AUGUSTA, Maine — Gov. Paul LePage said Monday that he wants other energy sources such as natural gas and hydroelectric to enjoy the same expedited permitting process that the wind power industry has seen.
Speaking to members of the Maine Wood Products Association, the governor touched on a number of successes in his first year and also looked forward to the short legislative session that is under way.
But energy was the touchstone of his remarks, some of which echoed his radio address over the weekend during which he criticized a citizens’ initiative that seeks to require at least 20 percent of Maine’s electricity come from new renewable energy sources by 2020.
Last October, the Maine Citizens for Clean Energy coalition kicked off a signature-gathering drive aimed at beefing up the state’s renewable energy portfolio. If successful, Maine voters will decide the issue in November.
Over the weekend and again on Monday, LePage urged Mainers to look closely at the petition and reject it because it actually would increase energy costs while padding the pockets of special interest groups.
“It’s not good,” he said of the renewable energy initiative, “and I’m going to be fighting it all year.”
The audience on Monday largely agreed with the governor on energy, according to John Pietroski, president of the Maine Wood Products Association. Pietroski said energy costs are the biggest barrier for his firm, Wells Wood Turning and Finishing Inc. of Buckfield, and many others like his.
“I’m not sure, because we’re so diverse, but primarily it’s electrical costs. We’re really hurt by that,” he said.
LePage said he shakes his head when thinking about Maine’s energy costs, which are 42 percent higher than the national average, and about how much those high costs contribute to the lagging economy.
While it’s true that Maine is above the national average in electricity rates, the state’s rates are the lowest in New England.
Natural gas is an energy source that has entered the spotlight in a big way in recent months. A proposed pipeline from Richmond to Madison could expand the availability of gas to a region of the state that hasn’t seen that option.
The governor said even though the state can’t help finance a pipeline, it can be more business-friendly to providers. When asked about wind, LePage said he doesn’t have a problem with wind power but, “without a subsidy, wind doesn’t work.”

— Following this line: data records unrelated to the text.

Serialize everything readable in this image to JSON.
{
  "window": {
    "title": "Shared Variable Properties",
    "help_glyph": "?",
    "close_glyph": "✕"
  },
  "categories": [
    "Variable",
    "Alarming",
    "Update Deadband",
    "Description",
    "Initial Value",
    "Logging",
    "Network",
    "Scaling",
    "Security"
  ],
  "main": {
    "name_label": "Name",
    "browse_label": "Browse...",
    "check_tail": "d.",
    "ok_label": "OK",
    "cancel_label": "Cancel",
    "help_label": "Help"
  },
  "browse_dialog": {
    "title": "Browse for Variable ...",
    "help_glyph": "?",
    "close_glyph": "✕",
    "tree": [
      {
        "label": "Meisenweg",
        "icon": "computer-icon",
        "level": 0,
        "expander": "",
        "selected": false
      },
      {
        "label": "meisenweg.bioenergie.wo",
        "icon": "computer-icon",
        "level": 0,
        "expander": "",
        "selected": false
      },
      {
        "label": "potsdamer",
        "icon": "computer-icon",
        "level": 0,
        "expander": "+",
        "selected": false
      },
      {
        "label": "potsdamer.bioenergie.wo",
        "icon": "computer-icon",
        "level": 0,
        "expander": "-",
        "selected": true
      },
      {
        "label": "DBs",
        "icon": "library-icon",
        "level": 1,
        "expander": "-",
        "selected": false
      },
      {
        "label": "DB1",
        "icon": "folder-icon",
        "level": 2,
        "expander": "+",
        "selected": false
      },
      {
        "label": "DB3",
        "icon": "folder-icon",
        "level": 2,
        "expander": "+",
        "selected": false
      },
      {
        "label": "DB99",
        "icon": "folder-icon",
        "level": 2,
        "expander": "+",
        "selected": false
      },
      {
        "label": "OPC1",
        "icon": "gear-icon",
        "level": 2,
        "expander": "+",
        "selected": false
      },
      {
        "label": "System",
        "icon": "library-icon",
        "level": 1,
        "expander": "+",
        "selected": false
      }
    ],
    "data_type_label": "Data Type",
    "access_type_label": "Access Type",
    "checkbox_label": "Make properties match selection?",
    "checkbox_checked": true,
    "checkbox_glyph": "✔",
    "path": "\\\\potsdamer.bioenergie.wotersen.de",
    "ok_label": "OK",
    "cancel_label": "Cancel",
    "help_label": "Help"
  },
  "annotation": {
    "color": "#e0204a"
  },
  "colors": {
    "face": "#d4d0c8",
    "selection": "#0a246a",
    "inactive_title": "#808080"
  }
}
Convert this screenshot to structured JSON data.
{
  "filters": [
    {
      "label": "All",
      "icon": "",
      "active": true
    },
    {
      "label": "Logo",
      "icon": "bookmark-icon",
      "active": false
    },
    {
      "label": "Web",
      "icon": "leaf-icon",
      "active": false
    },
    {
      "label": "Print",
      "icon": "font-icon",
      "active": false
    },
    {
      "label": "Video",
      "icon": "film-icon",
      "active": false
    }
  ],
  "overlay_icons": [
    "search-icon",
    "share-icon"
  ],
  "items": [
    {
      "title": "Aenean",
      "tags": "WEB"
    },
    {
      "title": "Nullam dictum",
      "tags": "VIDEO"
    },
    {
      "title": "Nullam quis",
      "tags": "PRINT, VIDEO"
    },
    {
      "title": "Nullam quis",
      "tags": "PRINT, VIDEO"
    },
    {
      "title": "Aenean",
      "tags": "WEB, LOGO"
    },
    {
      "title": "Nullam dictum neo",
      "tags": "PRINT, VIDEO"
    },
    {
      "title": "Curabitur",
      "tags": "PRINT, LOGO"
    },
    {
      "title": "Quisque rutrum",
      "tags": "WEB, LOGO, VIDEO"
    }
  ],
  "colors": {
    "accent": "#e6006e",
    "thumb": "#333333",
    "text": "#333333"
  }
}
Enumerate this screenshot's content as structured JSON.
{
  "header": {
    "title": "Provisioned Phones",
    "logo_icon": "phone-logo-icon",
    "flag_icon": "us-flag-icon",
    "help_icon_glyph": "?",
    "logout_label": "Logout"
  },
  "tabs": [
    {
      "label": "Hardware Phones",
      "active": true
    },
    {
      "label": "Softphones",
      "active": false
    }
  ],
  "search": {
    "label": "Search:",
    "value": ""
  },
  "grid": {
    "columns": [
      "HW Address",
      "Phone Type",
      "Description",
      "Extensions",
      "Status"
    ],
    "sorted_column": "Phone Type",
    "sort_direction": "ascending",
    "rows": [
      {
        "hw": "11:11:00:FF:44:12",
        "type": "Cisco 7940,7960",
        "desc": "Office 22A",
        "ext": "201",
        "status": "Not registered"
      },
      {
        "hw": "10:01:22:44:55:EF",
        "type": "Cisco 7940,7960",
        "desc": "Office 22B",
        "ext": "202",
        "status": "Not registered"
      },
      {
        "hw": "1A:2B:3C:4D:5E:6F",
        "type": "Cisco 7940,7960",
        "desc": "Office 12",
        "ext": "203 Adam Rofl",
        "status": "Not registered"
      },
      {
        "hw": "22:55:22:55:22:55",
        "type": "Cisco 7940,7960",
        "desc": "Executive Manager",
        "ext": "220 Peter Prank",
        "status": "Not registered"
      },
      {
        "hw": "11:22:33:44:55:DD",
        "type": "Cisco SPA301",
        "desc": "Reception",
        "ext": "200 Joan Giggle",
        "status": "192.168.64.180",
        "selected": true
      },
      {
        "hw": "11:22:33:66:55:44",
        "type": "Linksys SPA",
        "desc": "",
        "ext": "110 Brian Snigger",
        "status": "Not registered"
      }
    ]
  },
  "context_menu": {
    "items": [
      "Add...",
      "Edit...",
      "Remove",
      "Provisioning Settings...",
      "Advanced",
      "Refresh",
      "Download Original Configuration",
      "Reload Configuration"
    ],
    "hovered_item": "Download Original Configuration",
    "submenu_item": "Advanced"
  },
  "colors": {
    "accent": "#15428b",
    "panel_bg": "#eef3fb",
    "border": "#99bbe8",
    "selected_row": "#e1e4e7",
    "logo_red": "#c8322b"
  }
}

Finally, he criticized Efficiency Maine, a quasi-state agency whose goals are to reduce energy costs and increase efficiency, for not working closely or effectively with his administration.
He said Efficiency Maine does not report to the governor’s office, something he would like the Legislature to address in the next few weeks.
In his 20-minute speech followed by 10 minutes of questions, LePage touched on other initiatives he has in the works, including his plan to merge the Department of Agriculture and the Department of Conservation.
He said his budget proposal for the Department of Health and Human Services is the biggest hurdle the Legislature faces at the moment, but he reiterated his point that the state’s Medicaid program is unsustainable.
“What we proposed last [session] was largely ignored by both parties,” LePage said, referring to DHHS cuts that originally were part of his 2012-13 biennial budget.
The governor said Maine has become “enormously generous” in doling out welfare — a term he used interchangeably with MaineCare — but said that cannot continue.
LePage touched on his education initiatives, including moving away from a culture that encourages all children to go to college, something he called “unrealistic.” He said the technical and vocational courses have “moved to the back of the room.”
He also said teachers are underpaid and school administrators are overpaid.
LePage also touched on regulation reform, one of the hallmarks of his first six months in office and something Pietroski said has helped his industry.
“He’s worked hard at red tape and getting us through that,” he said.
More than that, though, Pietroski said he’s glad to have a governor who understands the wood products industry like LePage does.